ORONO, Maine — Cavan Hagerty told his fellow Bangor High School graduates Sunday during commencement that having the ceremony outside the Queen City for the first time anyone can remember was a sign of how hip Bangor has become.
“In fact, Bangor’s gotten so cool that the Class of 2016 was bumped out of the Cross [Insurance] Center for Cirque du Soleil,” he said to his graduating class, which numbered 270, and family and friends at the Alfond Arena ceremony.
It was announced in March that graduation would be held at Alfond Arena at the University of Maine because the final performance of OVO would not end until 5 p.m. and graduation started at 4 p.m. The first event held at the Cross Insurance Center after it was completed in 2013 was Bangor High’s graduation ceremony.
Allie Higgins, 19, of Bangor was in Orono on Sunday to see her younger sister Isabelle Higgins, 18, of Bangor graduate. The elder sister said she felt the Cross Insurance Center was a better venue.

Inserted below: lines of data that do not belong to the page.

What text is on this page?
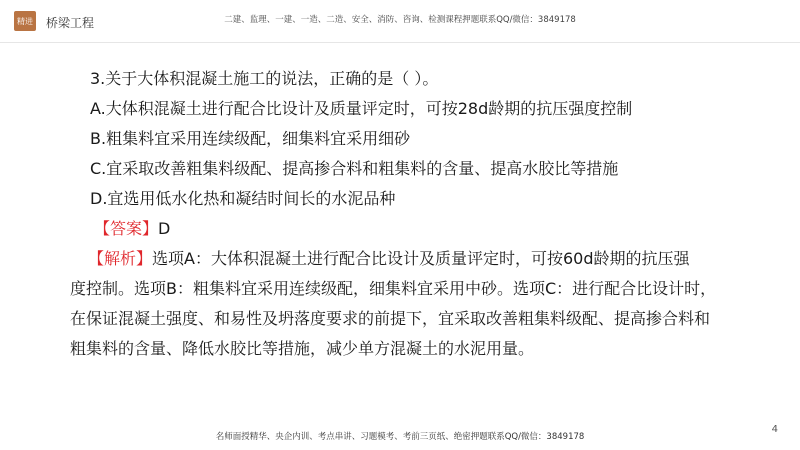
精进 桥梁工程	二建、监理、一建、一造、二造、安全、消防、咨询、检测课程押题联系QQ/微信：3849178

3.关于大体积混凝土施工的说法，正确的是（ ）。

A.大体积混凝土进行配合比设计及质量评定时，可按28d龄期的抗压强度控制

B.粗集料宜采用连续级配，细集料宜采用细砂

C.宜采取改善粗集料级配、提高掺合料和粗集料的含量、提高水胶比等措施

D.宜选用低水化热和凝结时间长的水泥品种

【答案】D

【解析】选项A：大体积混凝土进行配合比设计及质量评定时，可按60d龄期的抗压强

度控制。选项B：粗集料宜采用连续级配，细集料宜采用中砂。选项C：进行配合比设计时，

在保证混凝土强度、和易性及坍落度要求的前提下，宜采取改善粗集料级配、提高掺合料和

粗集料的含量、降低水胶比等措施，减少单方混凝土的水泥用量。

名师面授精华、央企内训、考点串讲、习题模考、考前三页纸、绝密押题联系QQ/微信：3849178
4
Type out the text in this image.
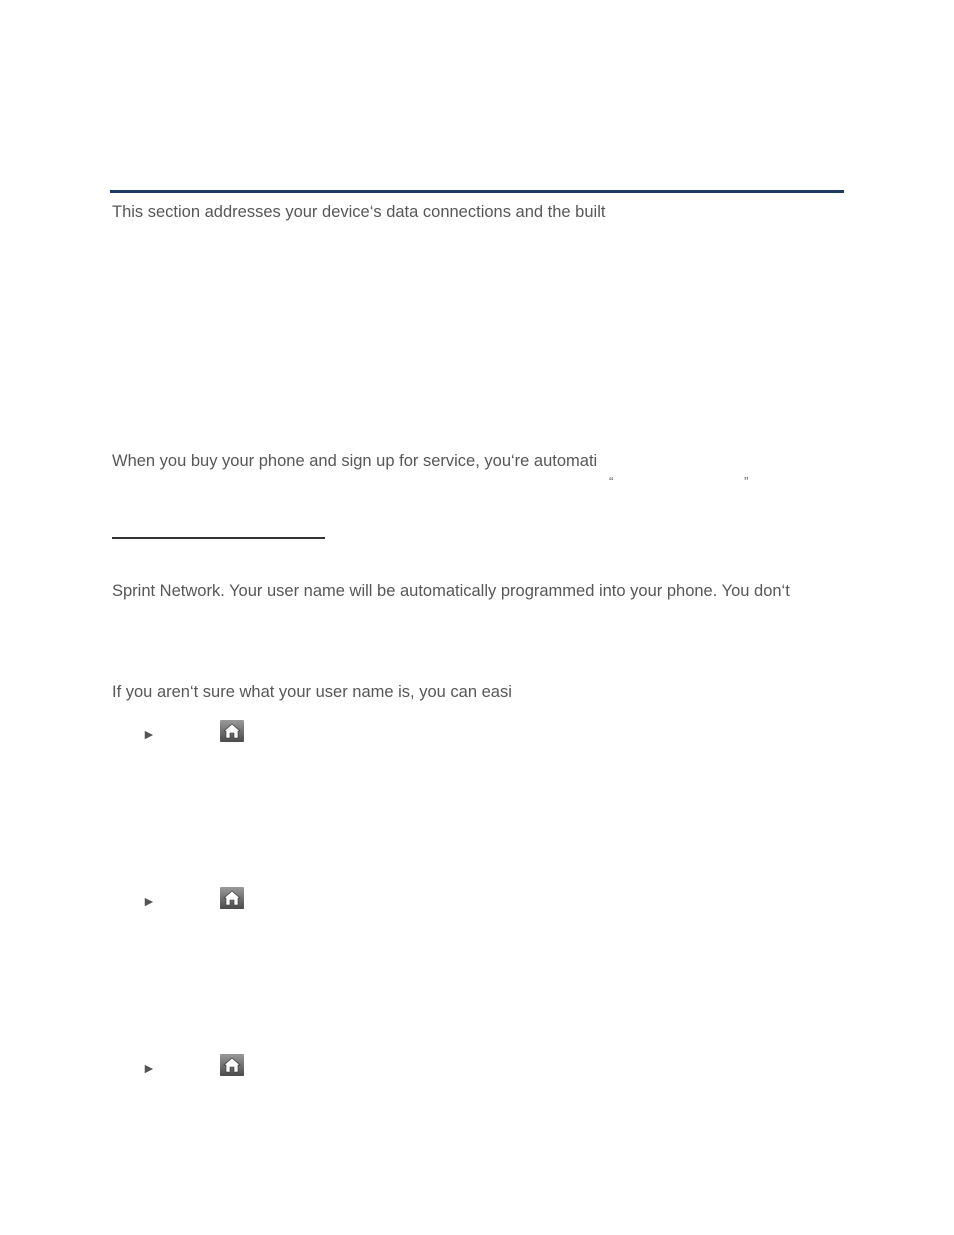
This section addresses your device‘s data connections and the built
When you buy your phone and sign up for service, you‘re automati
“	”
Sprint Network. Your user name will be automatically programmed into your phone. You don‘t
If you aren‘t sure what your user name is, you can easi
►
►
►
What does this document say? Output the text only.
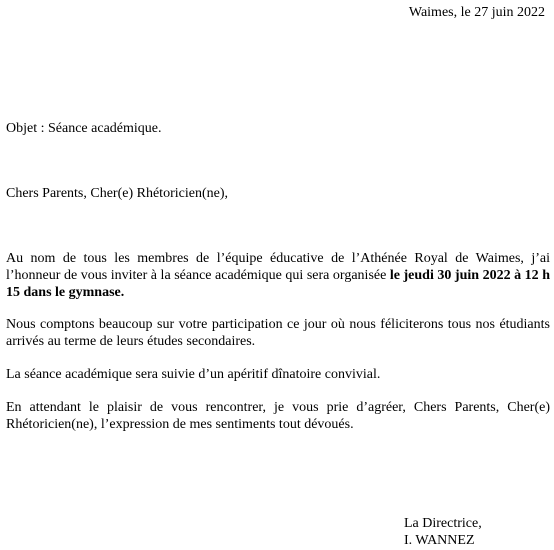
Waimes, le 27 juin 2022

Objet : Séance académique.

Chers Parents, Cher(e) Rhétoricien(ne),

Au nom de tous les membres de l’équipe éducative de l’Athénée Royal de Waimes, j’ai l’honneur de vous inviter à la séance académique qui sera organisée le jeudi 30 juin 2022 à 12 h 15 dans le gymnase.

Nous comptons beaucoup sur votre participation ce jour où nous féliciterons tous nos étudiants arrivés au terme de leurs études secondaires.

La séance académique sera suivie d’un apéritif dînatoire convivial.

En attendant le plaisir de vous rencontrer, je vous prie d’agréer, Chers Parents, Cher(e) Rhétoricien(ne), l’expression de mes sentiments tout dévoués.

La Directrice,
I. WANNEZ
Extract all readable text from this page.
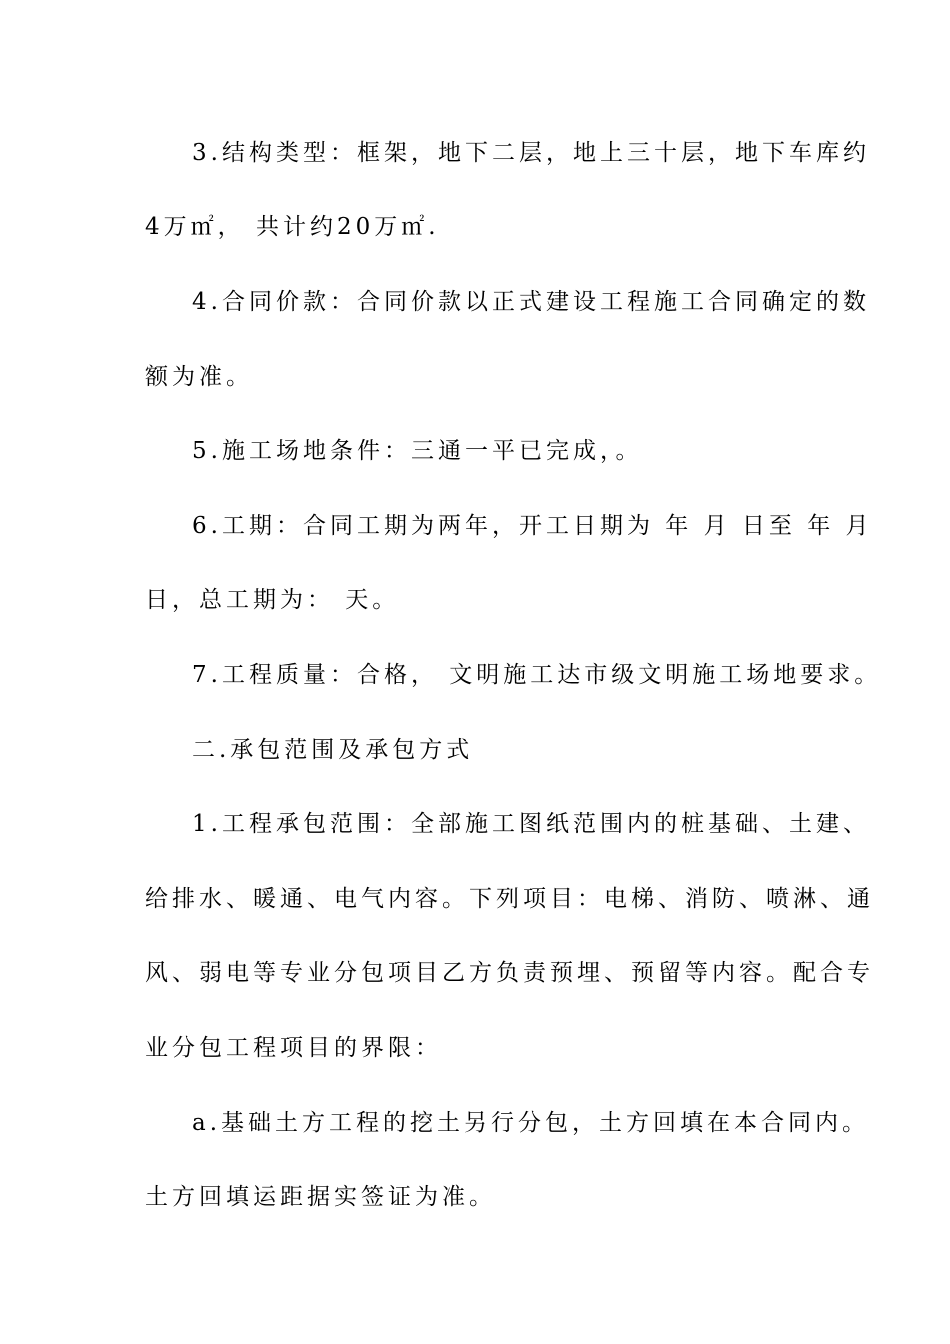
3.结构类型：框架，地下二层，地上三十层，地下车库约
4万㎡， 共计约20万㎡.
4.合同价款：合同价款以正式建设工程施工合同确定的数
额为准。
5.施工场地条件：三通一平已完成，。
6.工期：合同工期为两年，开工日期为 年 月 日至 年 月
日，总工期为： 天。
7.工程质量：合格， 文明施工达市级文明施工场地要求。
二.承包范围及承包方式
1.工程承包范围：全部施工图纸范围内的桩基础、土建、
给排水、暖通、电气内容。下列项目：电梯、消防、喷淋、通
风、弱电等专业分包项目乙方负责预埋、预留等内容。配合专
业分包工程项目的界限：
a.基础土方工程的挖土另行分包，土方回填在本合同内。
土方回填运距据实签证为准。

“It’s nicer and more local and easier to get to,” Allie Higgins said from the Alfond bleacher seats.
But the facility, where the University of Maine holds its commencement ceremonies each year is the only venue capable of seating the 3,500 to 5,000 expected to attend Bangor High’s ceremony, Superintendent Betsy Webb said in March. She said then that there will be no additional cost to the department because of the switch.
Seats, except for those at the top of bleacher sections and the area behind the stage that was close, were filled Sunday.
Hagerty, whose speech was selected by a committee to be given at graduation, spoke lovingly of Bangor.
“No matter where life takes us, we’ll always have Bangor,” the student council president said. “Never forget that amazing sense of community we’ve all been afforded by growing up here.”
As Class President Nick Danby also addressed his fellow seniors. He urged them to embrace the societal and political changes their generation is in the midst of, no matter how difficult.
“But, change is everywhere,” he said. “It has always existed, yet, for the thousands of years of civilization, while we have always recognized that change is a good thing — for some reason we still naturally recoil at the thought of it. It seems like it is human nature to revel in the status quo. We cannot.”
Graduate Danby, whose father is Bangor Daily News cartoonist George Danby, even mentioned a statement Maine’s governor made to him at Boys State last year.
“Gov. Lepage told me that he wanted my father, the political cartoonist for the Bangor Daily News, to be shot, erased from the panel. So, when I said thanks for being here dad earlier, I didn’t mean thanks for just showing up, I meant, thanks for ducking.”
The governor later apologized for the remark.
It was a special graduation for Bangor High Principal Paul Butler.
“This is the last class I will have any tether to from when I was an elementary school principal,” he said. “Fairmount graduates, you know who you are.”
Fairmount serves students in grades 4 and 5 on Bangor’s west side.
Hagerty will attend the Catholic University of America in Washington, D.C., in the fall. Nick Danby will attend Harvard University in Cambridge, Massachusetts.
Both plan to study political science.